Von hier aus bekommen bekannte Stellen der Heiligen Schrift vielleicht einen tieferen Sinn. Wenn der Heiland Saulus vor Damaskus zuruft: „Warum verfolgst du mich?“ (Apg 9,4) oder wenn er bei anderer Gelegenheit erklärt: „Was ihr dem Geringsten der Meinen getan, das habt ihr mir getan“ (Mt 25,40), so dürfte das mehr besagen als etwa: Ich will das alles so auffassen und anrechnen, als ob ihr das mir getan ... So war ja auch im Frühchristentum das Wort geläufig: „Du hast deinen Bruder gesehen, und damit hast du Christus gesehen.“Diese Auffassung wird vertieft, wenn wir bei Paulus in die Schule gehen und von ihm uns einführen lassen in das Verständnis für sein Lieblingsgleichnis: von Haupt und Gliedern. „Wie nämlich der Leib nur einer ist und doch viele Glieder hat, alle Glieder des Leibes aber trotz ihrer Vielheit nur einen Leib bilden, so verhält es sich auch mit Christus. Denn in der Taufe sind wir alle, Juden und Heiden, Sklaven und Freie, durch einen Geist zu einem Leibe verbunden; alle sind mit einem Geiste durchtränkt ... Ihr seid der Leib Christi, einzeln aber seid ihr Glieder“ (1 Kor 12,12-15.27).

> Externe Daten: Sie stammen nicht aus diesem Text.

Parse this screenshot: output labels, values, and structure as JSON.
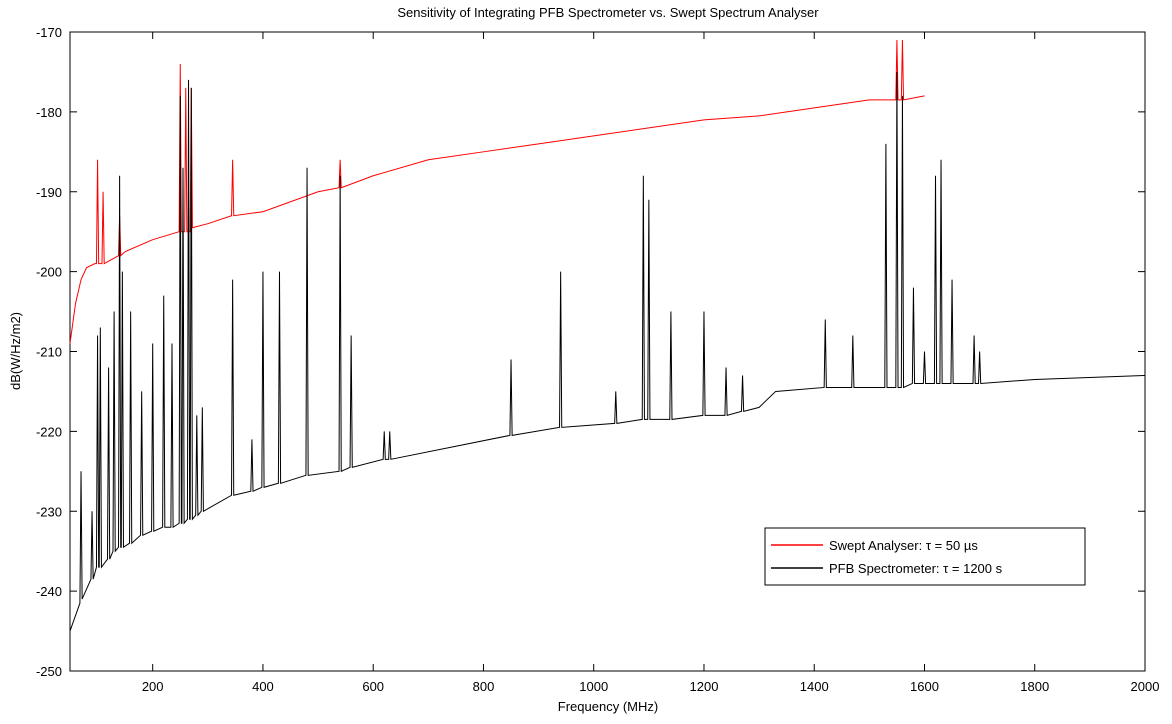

Das Haupt des geheimnisvollen Leibes Christi ist der Gottmensch selbst. Wie das Haupt beim Körper eine Vorrangstellung einnimmt, wie es der einigende Mittelpunkt ist und eine lebendige Kraftquelle für den ganzen Menschen, so muß die Stellung und Wirksamkeit Christi in seiner Kirche gewertet werden. Er besitzt einen Vorrang vor allen Geschöpfen. Er ist der Erstgeborene vor jeglicher Schöpfung und das vollendete Vorbild aller Tugenden. In ihm, „in Christus Jesus“, stehen wir als eine geschlossene Einheit vor dem Vater. Er führt den einzelnen Gliedern seines geheimnisvollen Leibes vor allem durch die heiligen Sakramente ständig neue Nahrung zu.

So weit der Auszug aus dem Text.